Claudia Ortiz, co-founder of stalking support service Veritas Justice, said: ‘Absolutely inappropriate to trivialise a crime that destroys lives and sometimes even takes lives.’

She criticised artworks based on Netflix show You, which features a murderous and pathological stalker Joe, one of which read: 'Happy Valentine's from your favourite stalker'. It is no longer available on the site

She criticised artworks based on Netflix show You, which features a murderous and pathological stalker Joe, one of which read: ‘Happy Valentine’s from your favourite stalker’. It is no longer available on the site

Mrs Bourne, who is the main spokesman on stalking for the Association of Police and Crime Commissioners, faced years of torment from her stalker, which led to the courts imposing a civil injunction to prevent him from contacting or writing about her. He later received a suspended prison sentence.

Yesterday Etsy declined to comment but Thortful, another online marketplace, said it would be delisting a card which read ‘Stalker? I prefer to say, future husband’. 

A spokesman said: ‘We can see that this card is upsetting and we have removed it from our catalogue with immediate effect.’

Lucy Maggie Designs, which made the ‘pinned location’ card, removed it from sale on all sites. It said: ‘Lucy Maggie Designs stands in solidarity with all victims of abuse, including those who have endured the terrible distress of stalking and harassment.

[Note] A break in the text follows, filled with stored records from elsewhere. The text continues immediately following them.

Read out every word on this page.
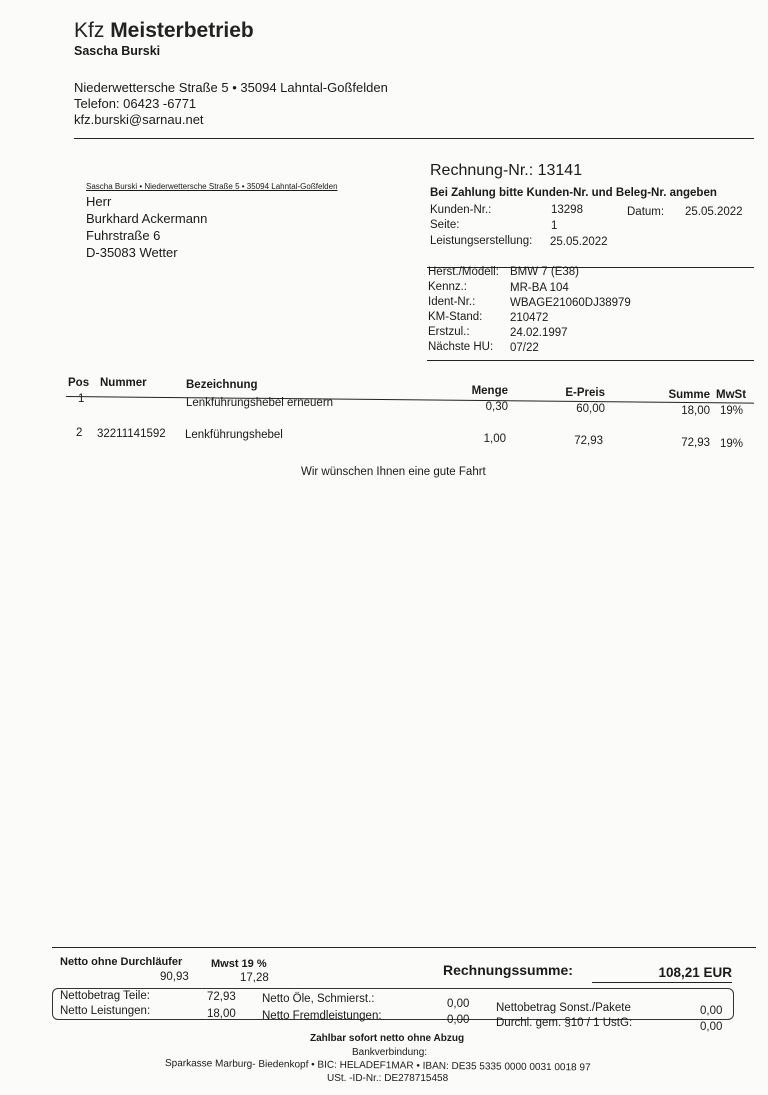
Kfz Meisterbetrieb
Sascha Burski
Niederwettersche Straße 5 • 35094 Lahntal-Goßfelden
Telefon: 06423 -6771
kfz.burski@sarnau.net
Sascha Burski • Niederwettersche Straße 5 • 35094 Lahntal-Goßfelden
Herr
Burkhard Ackermann
Fuhrstraße 6
D-35083 Wetter
Rechnung-Nr.: 13141
Bei Zahlung bitte Kunden-Nr. und Beleg-Nr. angeben
Kunden-Nr.:	13298	Datum: 25.05.2022
Seite:	1
Leistungserstellung: 25.05.2022
Herst./Modell: BMW 7 (E38)
Kennz.:	MR-BA 104
Ident-Nr.:	WBAGE21060DJ38979
KM-Stand: 210472
Erstzul.:	24.02.1997
Nächste HU: 07/22
Pos Nummer	Bezeichnung	Menge	E-Preis	Summe MwSt
1	Lenkführungshebel erneuern	0,30	60,00	18,00 19%
2 32211141592 Lenkführungshebel	1,00	72,93	72,93 19%
Wir wünschen Ihnen eine gute Fahrt
Netto ohne Durchläufer
90,93
Mwst 19 %
17,28	Rechnungssumme:	108,21 EUR
Nettobetrag Teile:	72,93
Netto Leistungen:	18,00
Netto Öle, Schmierst.:	0,00
Netto Fremdleistungen:	0,00
Nettobetrag Sonst./Pakete	0,00
Durchl. gem. §10 / 1 UstG:	0,00
Zahlbar sofort netto ohne Abzug
Bankverbindung:
Sparkasse Marburg- Biedenkopf • BIC: HELADEF1MAR • IBAN: DE35 5335 0000 0031 0018 97
USt. -ID-Nr.: DE278715458
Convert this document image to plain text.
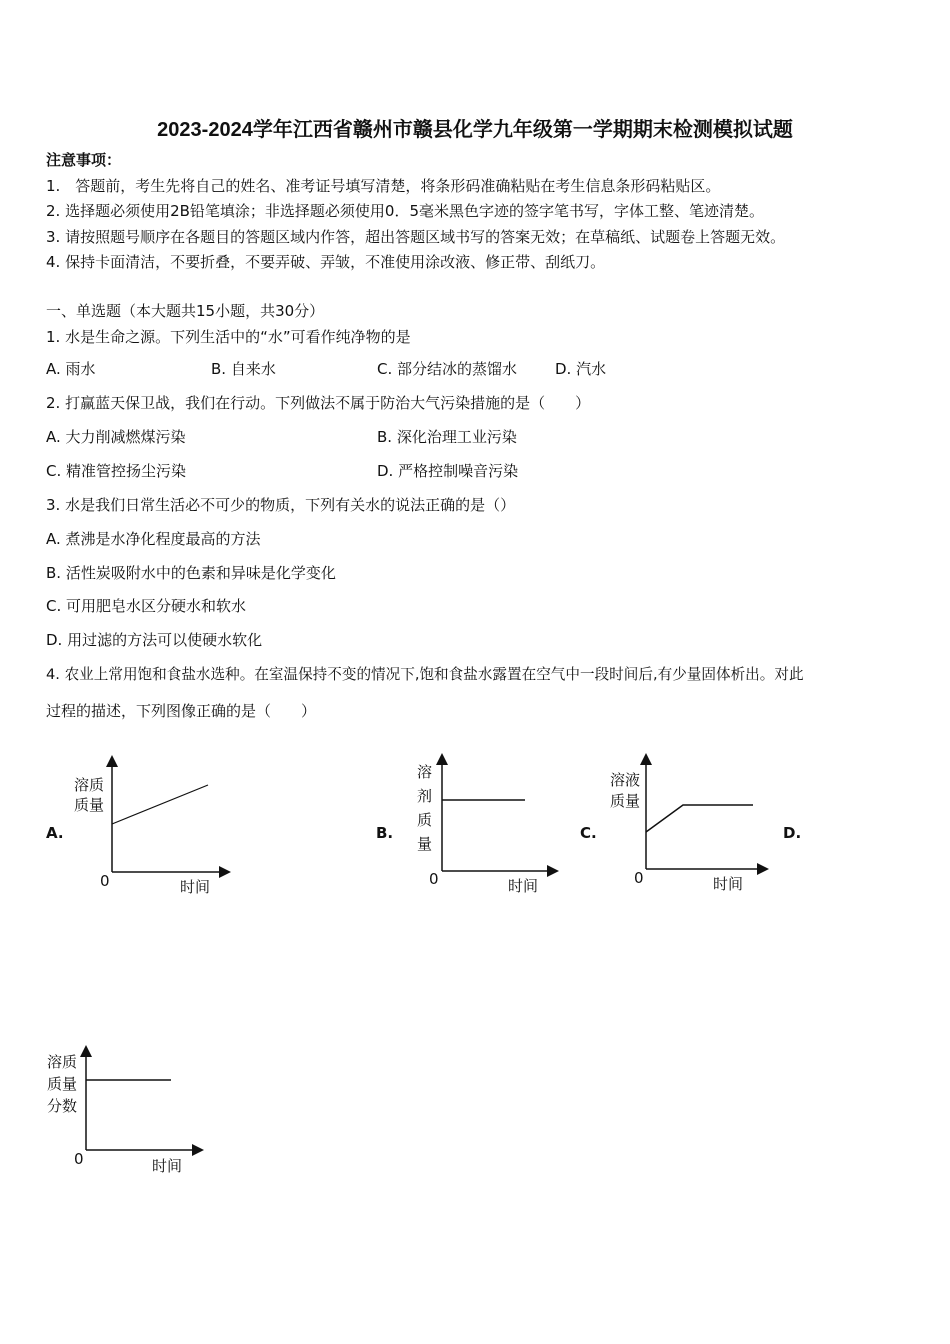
2023-2024学年江西省赣州市赣县化学九年级第一学期期末检测模拟试题
注意事项：
1.　答题前，考生先将自己的姓名、准考证号填写清楚，将条形码准确粘贴在考生信息条形码粘贴区。
2. 选择题必须使用2B铅笔填涂；非选择题必须使用0．5毫米黑色字迹的签字笔书写，字体工整、笔迹清楚。
3. 请按照题号顺序在各题目的答题区域内作答，超出答题区域书写的答案无效；在草稿纸、试题卷上答题无效。
4. 保持卡面清洁，不要折叠，不要弄破、弄皱，不准使用涂改液、修正带、刮纸刀。
一、单选题（本大题共15小题，共30分）
1. 水是生命之源。下列生活中的“水”可看作纯净物的是
A. 雨水	B. 自来水	C. 部分结冰的蒸馏水	D. 汽水
2. 打赢蓝天保卫战，我们在行动。下列做法不属于防治大气污染措施的是（　　）
A. 大力削减燃煤污染	B. 深化治理工业污染
C. 精准管控扬尘污染	D. 严格控制噪音污染
3. 水是我们日常生活必不可少的物质，下列有关水的说法正确的是（）
A. 煮沸是水净化程度最高的方法
B. 活性炭吸附水中的色素和异味是化学变化
C. 可用肥皂水区分硬水和软水
D. 用过滤的方法可以使硬水软化
4. 农业上常用饱和食盐水选种。在室温保持不变的情况下,饱和食盐水露置在空气中一段时间后,有少量固体析出。对此
过程的描述，下列图像正确的是（　　）
A.
溶质
质量
0	时间
B.
溶
剂
质
量
0	时间
C.
溶液
质量
0	时间
D.
溶质
质量
分数
0	时间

‘The card in question was only ever intended as a playful greeting between two loving, consenting parties and we apologise unreservedly for any unintended offence caused.’

Dr Sue Hills, of the Alice Ruggles Trust, set up in memory of a woman murdered by an obsessive ex-boyfriend, said: ‘Stalking is never romantic and the people who make light of it put victims in greater danger, because it encourages everyone, victims, their friends and some agencies who should be helping, to treat it as a joke.’